Checking out guys on safari is like comparing leftovers at an early morning bathhouse: mainly slim-pickings, not your usual fancy, but perhaps exactly what you needed for the moment. As in, I’m not usually one for extreme skinniness, but damn if that waif from France isn’t precisely how I want to spend the evening under a full African moon.

My companions spot not just the lazing waterbuck hidden under the shade of weed-like candelabra trees, but also the hot-chocolate bundle of muscle carrying a stack of bamboo shafts on the back of his rickety bike.

Matthew, an educator with the International School Board, tries to play stoic. Two years in a homophobic country has refined his sexual interests to subtle, almost imperceptible observations. But his head turns with more frequency in the company of two gay companions out to see Uganda’s lush wildlife around Lake Albert and its majestic falls of Murchison.

Justin is fresh from authentic-Indian-yogic-training, a promoter of the arts with a fabulous sense of style for any third world situation and a big fan of the locals. Ornery from his ashram sabbatical, he charms without any consideration for identity, just wanting to get the old juices warmed up. The locals seem to love it, though you can never tell if they find you charming or just recognize the white-man-payday you inevitably represent.
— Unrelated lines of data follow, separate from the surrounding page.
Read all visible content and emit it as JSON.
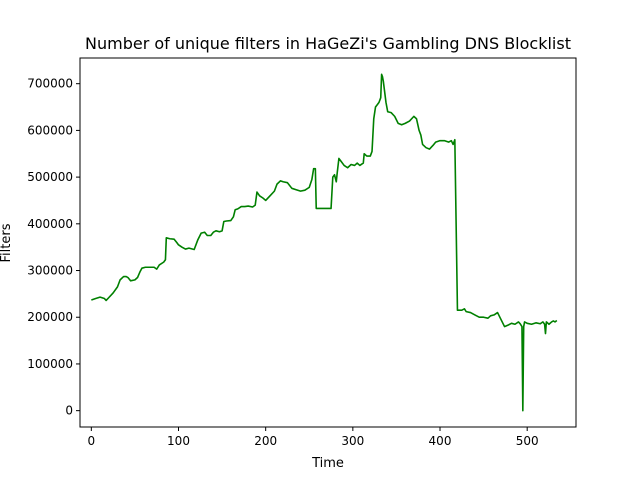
{
  "chart_data": {
    "type": "line",
    "title": "Number of unique filters in HaGeZi's Gambling DNS Blocklist",
    "xlabel": "Time",
    "ylabel": "Filters",
    "xlim": [
      -13,
      556
    ],
    "ylim": [
      -35000,
      755000
    ],
    "xticks": [
      0,
      100,
      200,
      300,
      400,
      500
    ],
    "yticks": [
      0,
      100000,
      200000,
      300000,
      400000,
      500000,
      600000,
      700000
    ],
    "grid": false,
    "legend": "none",
    "series": [
      {
        "color": "#008000",
        "points": [
          [
            0,
            237000
          ],
          [
            5,
            240000
          ],
          [
            10,
            243000
          ],
          [
            15,
            240000
          ],
          [
            17,
            236000
          ],
          [
            20,
            242000
          ],
          [
            25,
            252000
          ],
          [
            30,
            265000
          ],
          [
            33,
            280000
          ],
          [
            37,
            287000
          ],
          [
            40,
            287000
          ],
          [
            42,
            285000
          ],
          [
            45,
            278000
          ],
          [
            50,
            280000
          ],
          [
            53,
            285000
          ],
          [
            56,
            298000
          ],
          [
            58,
            305000
          ],
          [
            62,
            307000
          ],
          [
            68,
            307000
          ],
          [
            72,
            307000
          ],
          [
            75,
            303000
          ],
          [
            78,
            312000
          ],
          [
            83,
            318000
          ],
          [
            85,
            323000
          ],
          [
            86,
            370000
          ],
          [
            90,
            368000
          ],
          [
            95,
            367000
          ],
          [
            98,
            360000
          ],
          [
            100,
            355000
          ],
          [
            104,
            350000
          ],
          [
            108,
            346000
          ],
          [
            112,
            348000
          ],
          [
            118,
            345000
          ],
          [
            122,
            365000
          ],
          [
            126,
            380000
          ],
          [
            130,
            382000
          ],
          [
            133,
            375000
          ],
          [
            137,
            375000
          ],
          [
            140,
            382000
          ],
          [
            143,
            385000
          ],
          [
            147,
            383000
          ],
          [
            150,
            385000
          ],
          [
            152,
            405000
          ],
          [
            155,
            406000
          ],
          [
            160,
            407000
          ],
          [
            163,
            415000
          ],
          [
            165,
            430000
          ],
          [
            168,
            432000
          ],
          [
            172,
            437000
          ],
          [
            176,
            437000
          ],
          [
            180,
            438000
          ],
          [
            185,
            436000
          ],
          [
            188,
            440000
          ],
          [
            190,
            468000
          ],
          [
            193,
            460000
          ],
          [
            197,
            455000
          ],
          [
            200,
            450000
          ],
          [
            205,
            460000
          ],
          [
            210,
            470000
          ],
          [
            213,
            485000
          ],
          [
            217,
            492000
          ],
          [
            220,
            490000
          ],
          [
            225,
            488000
          ],
          [
            230,
            476000
          ],
          [
            235,
            473000
          ],
          [
            240,
            470000
          ],
          [
            245,
            472000
          ],
          [
            250,
            478000
          ],
          [
            253,
            495000
          ],
          [
            255,
            518000
          ],
          [
            257,
            518000
          ],
          [
            258,
            433000
          ],
          [
            262,
            433000
          ],
          [
            268,
            433000
          ],
          [
            272,
            433000
          ],
          [
            275,
            433000
          ],
          [
            277,
            500000
          ],
          [
            279,
            505000
          ],
          [
            281,
            490000
          ],
          [
            282,
            508000
          ],
          [
            284,
            540000
          ],
          [
            286,
            535000
          ],
          [
            290,
            525000
          ],
          [
            294,
            520000
          ],
          [
            298,
            527000
          ],
          [
            302,
            525000
          ],
          [
            305,
            530000
          ],
          [
            308,
            525000
          ],
          [
            312,
            530000
          ],
          [
            313,
            550000
          ],
          [
            316,
            545000
          ],
          [
            320,
            545000
          ],
          [
            322,
            555000
          ],
          [
            324,
            625000
          ],
          [
            326,
            650000
          ],
          [
            328,
            655000
          ],
          [
            330,
            660000
          ],
          [
            332,
            670000
          ],
          [
            333,
            720000
          ],
          [
            334,
            715000
          ],
          [
            335,
            705000
          ],
          [
            336,
            690000
          ],
          [
            338,
            660000
          ],
          [
            340,
            640000
          ],
          [
            344,
            638000
          ],
          [
            348,
            630000
          ],
          [
            352,
            615000
          ],
          [
            356,
            612000
          ],
          [
            360,
            615000
          ],
          [
            365,
            620000
          ],
          [
            370,
            630000
          ],
          [
            373,
            625000
          ],
          [
            376,
            600000
          ],
          [
            378,
            590000
          ],
          [
            380,
            570000
          ],
          [
            384,
            563000
          ],
          [
            388,
            560000
          ],
          [
            392,
            568000
          ],
          [
            395,
            575000
          ],
          [
            400,
            578000
          ],
          [
            405,
            578000
          ],
          [
            410,
            575000
          ],
          [
            413,
            578000
          ],
          [
            415,
            570000
          ],
          [
            417,
            580000
          ],
          [
            420,
            215000
          ],
          [
            425,
            215000
          ],
          [
            428,
            218000
          ],
          [
            430,
            212000
          ],
          [
            435,
            210000
          ],
          [
            440,
            205000
          ],
          [
            445,
            200000
          ],
          [
            450,
            200000
          ],
          [
            455,
            198000
          ],
          [
            458,
            203000
          ],
          [
            462,
            205000
          ],
          [
            466,
            210000
          ],
          [
            470,
            195000
          ],
          [
            474,
            180000
          ],
          [
            478,
            183000
          ],
          [
            482,
            187000
          ],
          [
            486,
            185000
          ],
          [
            490,
            190000
          ],
          [
            492,
            186000
          ],
          [
            494,
            180000
          ],
          [
            495,
            0
          ],
          [
            496,
            180000
          ],
          [
            497,
            190000
          ],
          [
            500,
            187000
          ],
          [
            505,
            185000
          ],
          [
            510,
            188000
          ],
          [
            515,
            186000
          ],
          [
            518,
            190000
          ],
          [
            520,
            185000
          ],
          [
            521,
            165000
          ],
          [
            522,
            190000
          ],
          [
            525,
            185000
          ],
          [
            528,
            190000
          ],
          [
            530,
            192000
          ],
          [
            532,
            190000
          ],
          [
            534,
            193000
          ]
        ]
      }
    ]
  }
}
I’m not picky. I like anything that can keep me occupied in the conversation with a little charm and clever wit. I’m delighted by chats with drunken British historians and naked Belgian swimmers. On safari people tend to be at their most – be it best, worst or whatever in between.
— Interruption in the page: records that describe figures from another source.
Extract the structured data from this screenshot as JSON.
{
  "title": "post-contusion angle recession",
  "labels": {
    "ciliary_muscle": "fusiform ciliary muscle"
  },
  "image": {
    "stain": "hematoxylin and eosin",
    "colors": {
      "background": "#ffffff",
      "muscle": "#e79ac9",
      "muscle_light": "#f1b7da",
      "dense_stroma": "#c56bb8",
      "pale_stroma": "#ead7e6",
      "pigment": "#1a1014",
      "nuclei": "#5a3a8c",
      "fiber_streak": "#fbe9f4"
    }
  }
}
Our entrance to the park was a full-scale production, under blazing sun we coasted over a road that hadn’t seen repair since conception. For the entertainment of a troop of baboons I flipped the jeep after skidding into a particularly deadly soft patch.

Matthew, without seatbelt, nimbly jumps out of the jeep as we begin to toss and turn, Justin in full zen climbs out after, satisfied nothing’s broken, but mourning a pair of destroyed sunglasses. Myself, the only injured party, am proud to discover my cool under strain, securing our IDs, wallets, and electronics while binding a gash in my hand. The baboons were rapturous with ovation.

Discovering the high cost of “rescue” fees, we’re led off to the lodge to lick our wounds. I experience firsthand African emergency medical care, getting stitches in a dank hut from a man who might have been learning what to do as he went, in a procedure that would be met back in the west with reactions of “They did what?”

 

The dashing Ugandan park authority adds up our bill with its various charges, finally taking pity on us and returning some money for the eventual bribes needed to explain the battered vehicle to highway police.

It could have been way worse. In the end, the best flirt comes from the gnarly and lopsided warthog, who sniffs playfully before churning up the earth around his back legs, setting several locals on edge, wondering what you’ve done. Or, of course, the ever-present baboons: fiercely bold in their manoeuvres, looking to get a taste of whatever you have to offer.